According to the bill, which was championed by the chair of the House Committee on Energy and Environmental Protection, Rep. Nicole Lowen, over 70 charging stations have been established, or are in the works, through the program.
As it stands, the program, which Hawaii Energy has run since 2019, has no money left. It is meant to make EV use a viable choice for people with low- to middle-incomes who don’t have access to vehicle chargers at home or at work.
The measure awaits Gov. David Ige’s signature and would go into effect on July 1.
Melissa Miyashiro, managing director of strategy and policy for environmental advocacy group Blue Planet Foundation, told Pacific Business News she is hopeful Ige will sign the “important” bill.
“In the near term, [passage of the bill] means that it will be more affordable for Hawaii businesses and apartment buildings to install EV charging for their customers and residents,” Miyashiro wrote in an email. “And in the long term, it means that we’re preparing Hawaii for the influx of EVs that we expect to see as the auto industry makes announcement after announcement about the pivot to electric transportation.

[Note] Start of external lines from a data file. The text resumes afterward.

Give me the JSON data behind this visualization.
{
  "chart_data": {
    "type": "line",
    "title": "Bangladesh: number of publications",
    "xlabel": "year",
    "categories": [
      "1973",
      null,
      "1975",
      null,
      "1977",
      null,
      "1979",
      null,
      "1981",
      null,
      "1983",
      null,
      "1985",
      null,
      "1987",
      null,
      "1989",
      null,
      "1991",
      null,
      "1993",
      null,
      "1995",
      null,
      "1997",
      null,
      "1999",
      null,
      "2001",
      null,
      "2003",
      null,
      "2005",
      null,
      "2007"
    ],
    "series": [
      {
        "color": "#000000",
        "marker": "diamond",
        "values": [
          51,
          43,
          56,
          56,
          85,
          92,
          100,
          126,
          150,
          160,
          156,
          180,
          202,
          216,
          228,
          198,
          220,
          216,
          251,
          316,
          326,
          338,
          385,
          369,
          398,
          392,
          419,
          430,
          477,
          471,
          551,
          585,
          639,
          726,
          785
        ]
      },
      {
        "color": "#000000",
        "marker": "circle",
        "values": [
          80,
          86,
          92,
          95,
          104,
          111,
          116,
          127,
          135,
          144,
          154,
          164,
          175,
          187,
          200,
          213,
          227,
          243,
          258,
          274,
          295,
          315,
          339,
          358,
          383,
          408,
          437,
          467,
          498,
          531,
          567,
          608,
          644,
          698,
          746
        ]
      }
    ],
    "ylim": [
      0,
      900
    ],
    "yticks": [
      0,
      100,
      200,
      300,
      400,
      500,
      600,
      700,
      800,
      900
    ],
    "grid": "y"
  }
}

“While most EV owners charge their cars at home, that isn’t a viable option for many residents that live in apartment buildings,” she added. “This is a fundamental equity issue in Hawaii because so many residents live in multi-family housing, in part because single-family homes are financially out of reach.”
The rebate, as currently configured, offers $4,500 per new multi-charger Level 2 station where one did not exist, or $35,000 per DC fast-charger where done did not exist, and $3,000 or $28,000 for replacements of existing stations, respectively.